A PROPOS DE LA CHAIRE MAHMOUD DARWICH

La Chaire Mahmoud Darwich a été créée en 2016 par la Fédération Wallonie-Bruxelles à l’initiative du Ministre-Président Rudy Demotte, ceci en consortium avec l’ULB, l’UCL et BOZAR, qui en est depuis 2018 l’unique opérateur. En créant cette Chaire, la Fédération Wallonie-Bruxelles réaffirme ses liens de coopération avec la Palestine et sa promotion des valeurs universelles.

L’objectif de la Chaire est de perpétuer l’oeuvre et la pensée du poète palestinien considéré comme l’un des plus grands auteurs contemporains. Sa poésie avec ses concepts récurrents comme l’exil, la mémoire et l’amour mène à une réflexion sur la fragilité humaine.

La Chaire souhaite présenter des productions artistiques contemporaines du Moyen-Orient et du Maghreb. Elle veut promouvoir le travail de réalisateurs, de metteurs en scène, de chorégraphes et d’écrivains de la région.

En se focalisant sur la Palestine comme métaphore de l’exil, la Chaire met en évidence le dépaysement. Dans le contexte actuel de déplacement des populations à grande échelle, les recompositions géographiques et la ‘géographie perdue’ sont autant de thèmes importants.

Les travaux de la Chaire sont supervisés par le Comité de pilotage de la Chaire Darwich sous la présidence de Leila Shahid.

BIOGRAPHIE DE MAHMOUD DARWICH

Mahmoud Darwich est né le 13 mars 1941 au village palestinien al-Birwa. Chassé du village en 1947, l’enfant se retrouve au sud du Liban. Quand la famille rentre, elle découvre que son village a été démoli. Ils vont vivre dans le village Deir al-Asad, et s’installeront ultérieurement dans la région de Haïfa. C’est à Haïfa que Darwich fait ses études. Il commence à publier des poèmes et articles, et devient rédacteur au sein du journal Al-Ittihâd (« L’Union »). À cause de ses écrits, les autorités israéliennes l’emprisonnent plusieurs fois et lui interdisent de quitter Haïfa dix années durant.

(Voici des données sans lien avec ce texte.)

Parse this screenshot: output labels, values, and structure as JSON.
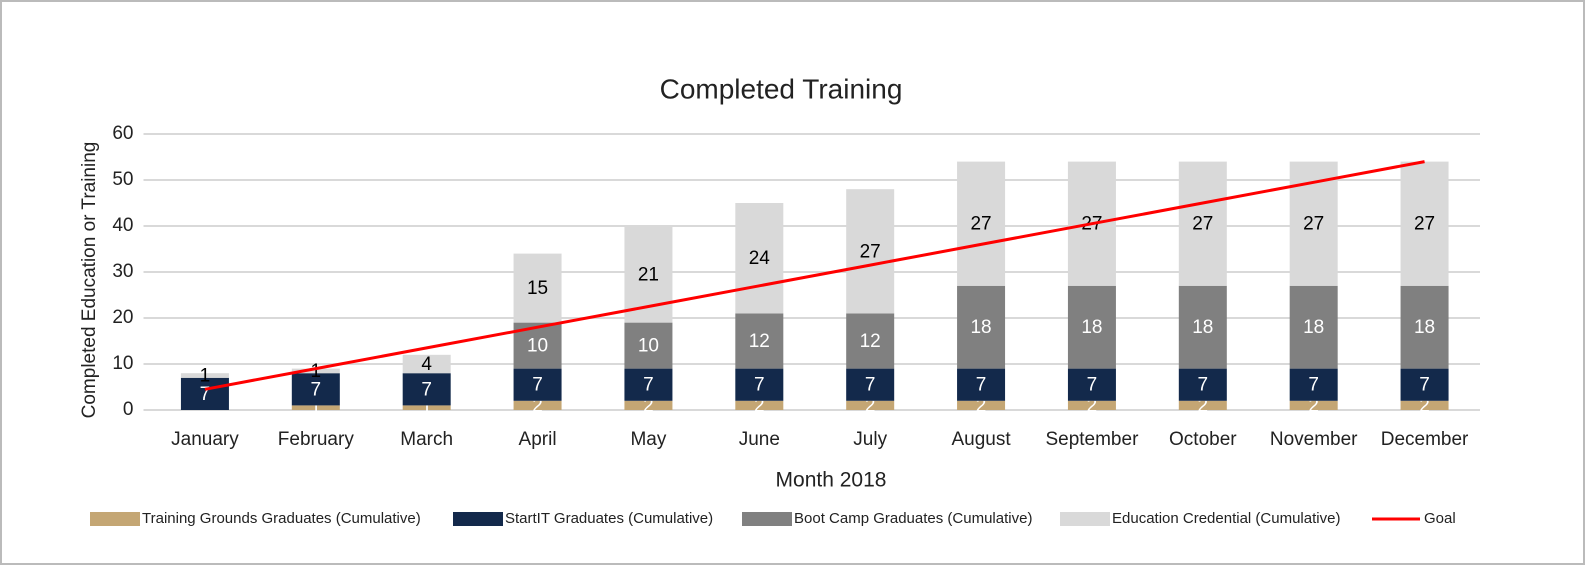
{
  "chart_data": {
    "type": "bar",
    "stacked": true,
    "title": "Completed Training",
    "x_label": "Month 2018",
    "y_label": "Completed Education or Training",
    "categories": [
      "January",
      "February",
      "March",
      "April",
      "May",
      "June",
      "July",
      "August",
      "September",
      "October",
      "November",
      "December"
    ],
    "series": [
      {
        "name": "Training Grounds Graduates (Cumulative)",
        "color": "#c4a674",
        "label_color": "#ffffff",
        "values": [
          null,
          1,
          1,
          2,
          2,
          2,
          2,
          2,
          2,
          2,
          2,
          2
        ]
      },
      {
        "name": "StartIT Graduates (Cumulative)",
        "color": "#13294b",
        "label_color": "#ffffff",
        "values": [
          7,
          7,
          7,
          7,
          7,
          7,
          7,
          7,
          7,
          7,
          7,
          7
        ]
      },
      {
        "name": "Boot Camp Graduates (Cumulative)",
        "color": "#808080",
        "label_color": "#ffffff",
        "values": [
          null,
          null,
          null,
          10,
          10,
          12,
          12,
          18,
          18,
          18,
          18,
          18
        ]
      },
      {
        "name": "Education Credential (Cumulative)",
        "color": "#d9d9d9",
        "label_color": "#000000",
        "values": [
          1,
          1,
          4,
          15,
          21,
          24,
          27,
          27,
          27,
          27,
          27,
          27
        ]
      },
      {
        "name": "Goal",
        "type": "line",
        "color": "#ff0000",
        "values": [
          4.5,
          9,
          13.5,
          18,
          22.5,
          27,
          31.5,
          36,
          40.5,
          45,
          49.5,
          54
        ]
      }
    ],
    "ylim": [
      0,
      60
    ],
    "yticks": [
      0,
      10,
      20,
      30,
      40,
      50,
      60
    ],
    "grid": true,
    "legend": "bottom"
  }
}
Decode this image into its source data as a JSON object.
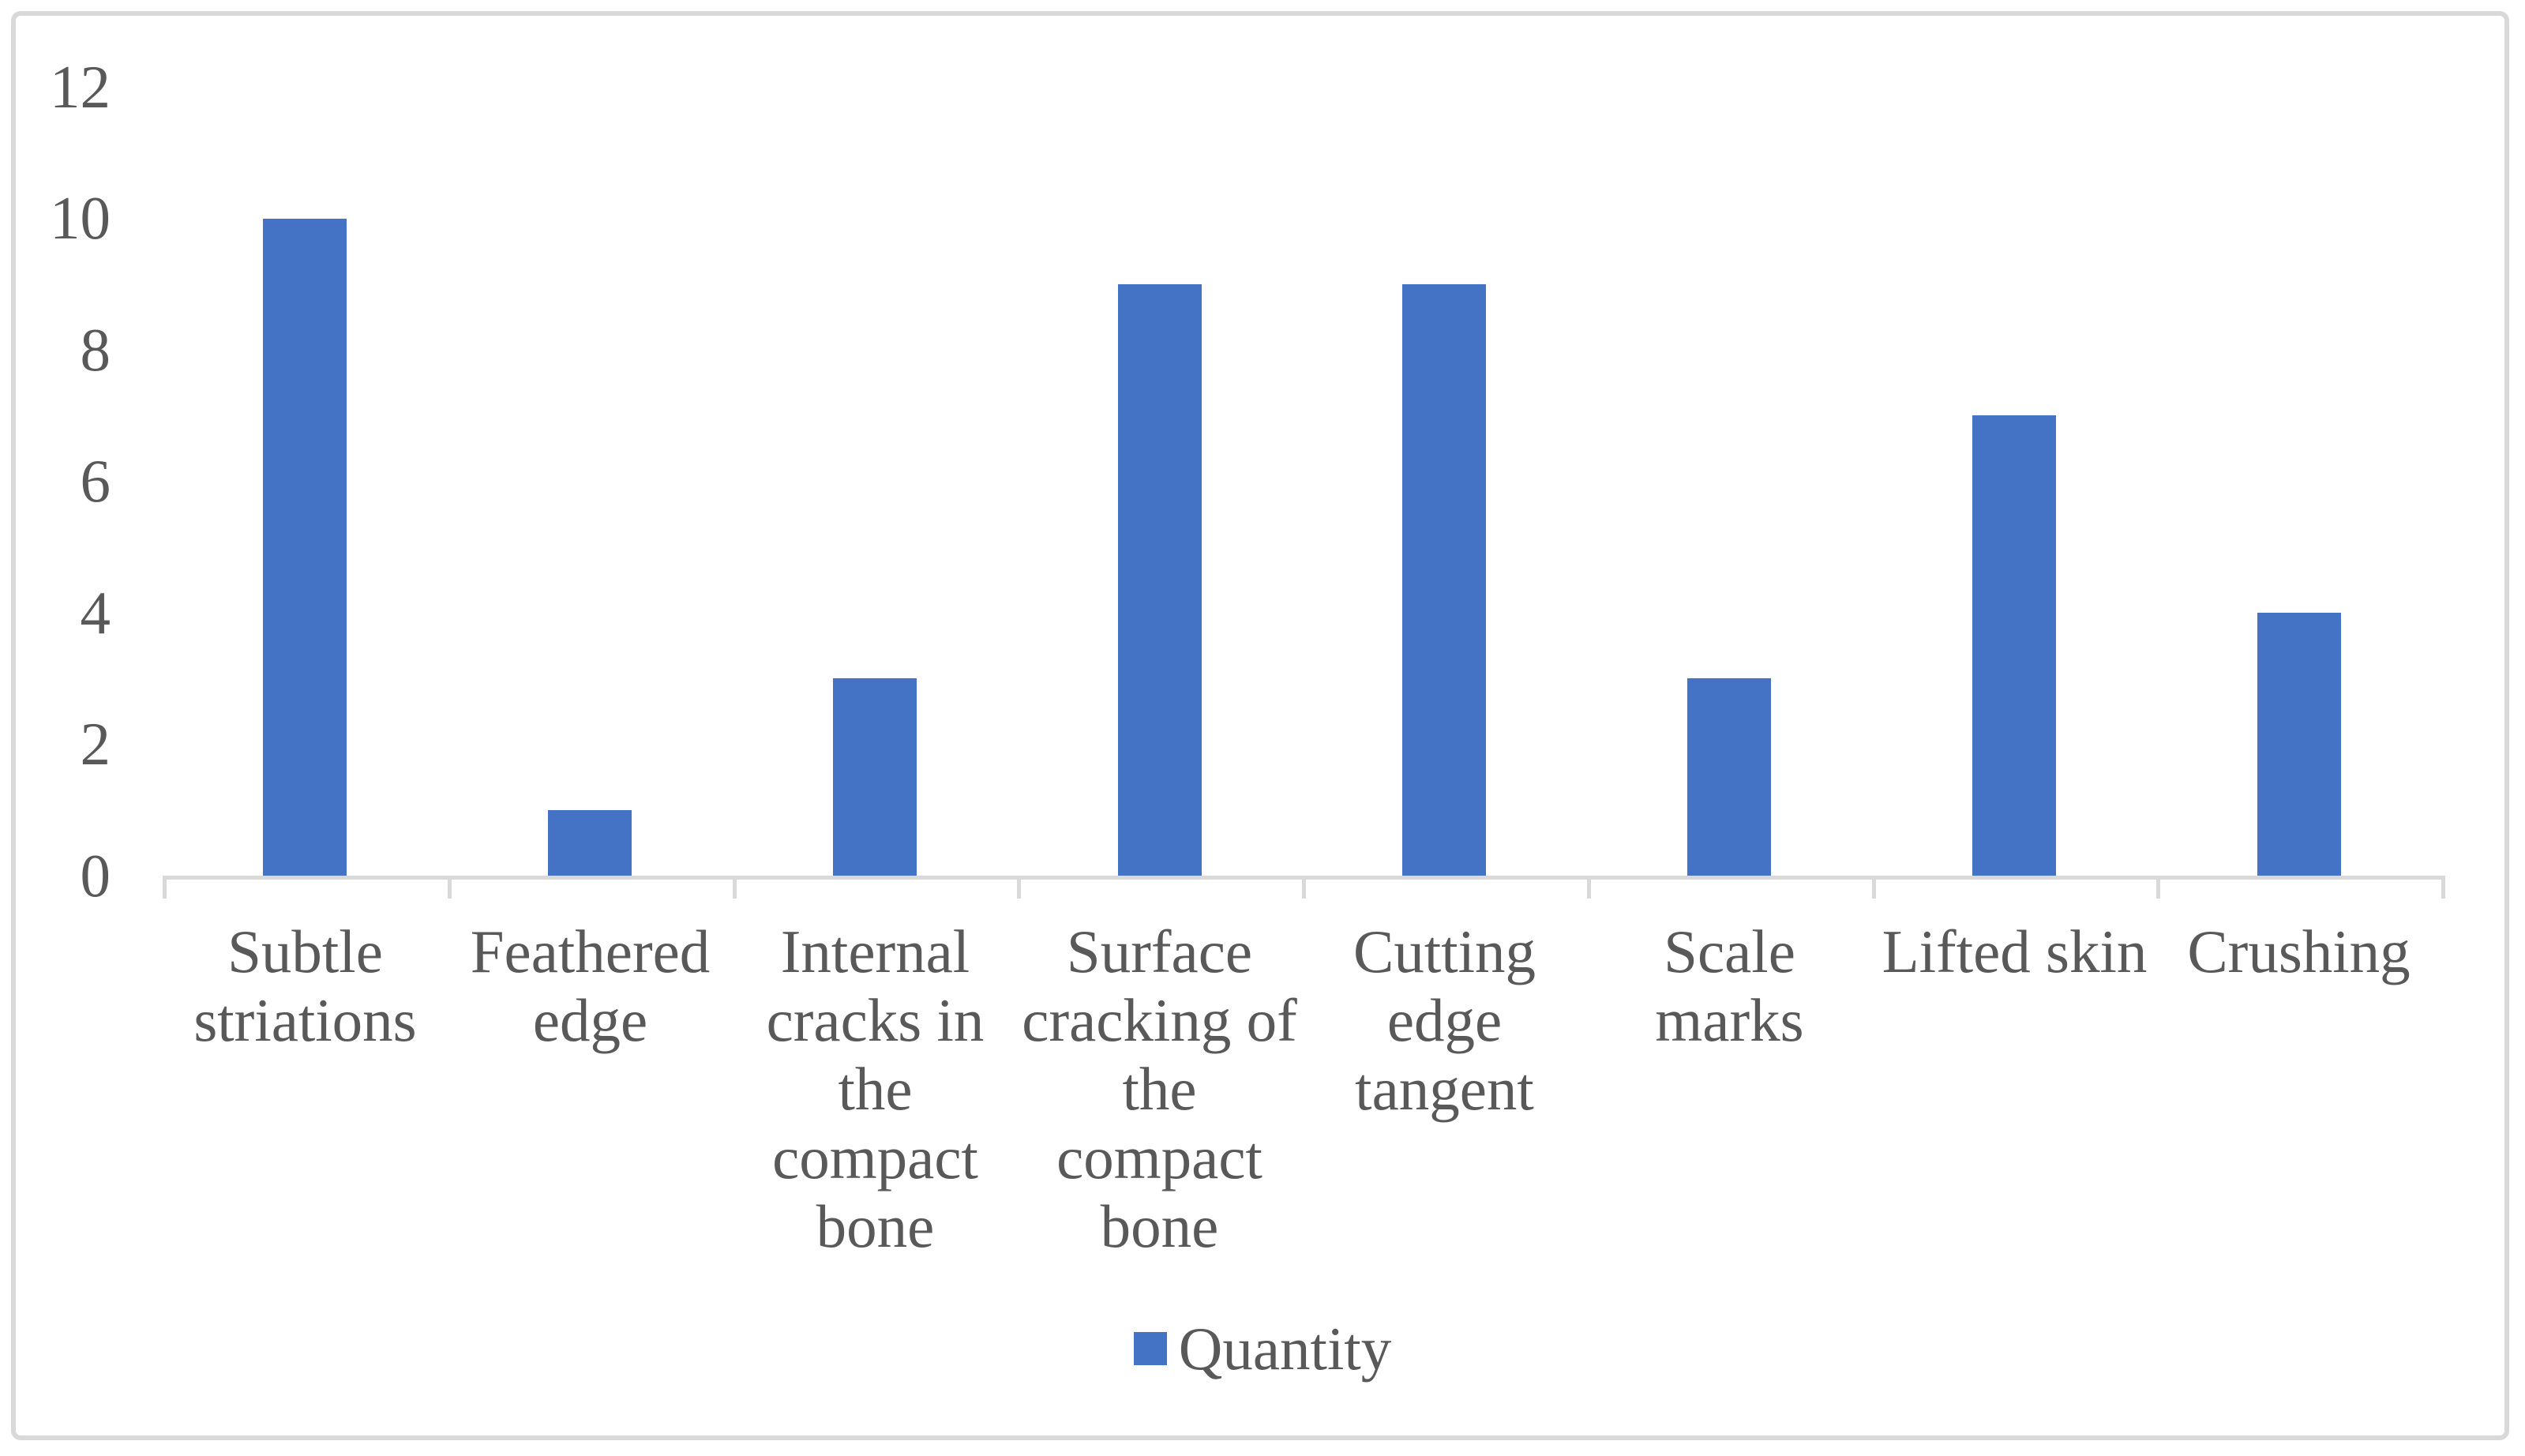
{
  "chart_data": {
    "type": "bar",
    "title": "",
    "categories": [
      "Subtle striations",
      "Feathered edge",
      "Internal cracks in the compact bone",
      "Surface cracking of the compact bone",
      "Cutting edge tangent",
      "Scale marks",
      "Lifted skin",
      "Crushing"
    ],
    "category_line_breaks": [
      [
        "Subtle",
        "striations"
      ],
      [
        "Feathered",
        "edge"
      ],
      [
        "Internal",
        "cracks in",
        "the",
        "compact",
        "bone"
      ],
      [
        "Surface",
        "cracking of",
        "the",
        "compact",
        "bone"
      ],
      [
        "Cutting",
        "edge",
        "tangent"
      ],
      [
        "Scale",
        "marks"
      ],
      [
        "Lifted skin"
      ],
      [
        "Crushing"
      ]
    ],
    "series": [
      {
        "name": "Quantity",
        "values": [
          10,
          1,
          3,
          9,
          9,
          3,
          7,
          4
        ]
      }
    ],
    "xlabel": "",
    "ylabel": "",
    "y_ticks": [
      0,
      2,
      4,
      6,
      8,
      10,
      12
    ],
    "ylim": [
      0,
      12
    ],
    "grid": false,
    "legend": {
      "label": "Quantity",
      "position": "bottom-center"
    },
    "colors": {
      "bar": "#4472C4",
      "axis": "#D9D9D9",
      "text": "#595959",
      "border": "#D9D9D9"
    }
  }
}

Son premier voyage hors de Palestine a lieu en 1970 à Moscou. Après un an, Darwich se rend au Caire. Ensuite, en 1973, c’est sur Beyrouth que le poète met le cap. Il œuvrera dans le Centre de Recherches Palestiniennes, et écrira dans la revue Shu’ûn filastîniyya (« Questions palestiniennes »), avant de fonder la revue Al-Karmel. Les recueils publiés à cette période marquent une remarquable évolution de son écriture poétique. Après l’invasion de Beyrouth par l’armée israélienne et le massacre perpétré à Sabra et Chatila, il quitte la ville en 1982. Il vivra désormais à cheval entre Tunis et Paris, où il affirme avoir connu sa « véritable naissance poétique ».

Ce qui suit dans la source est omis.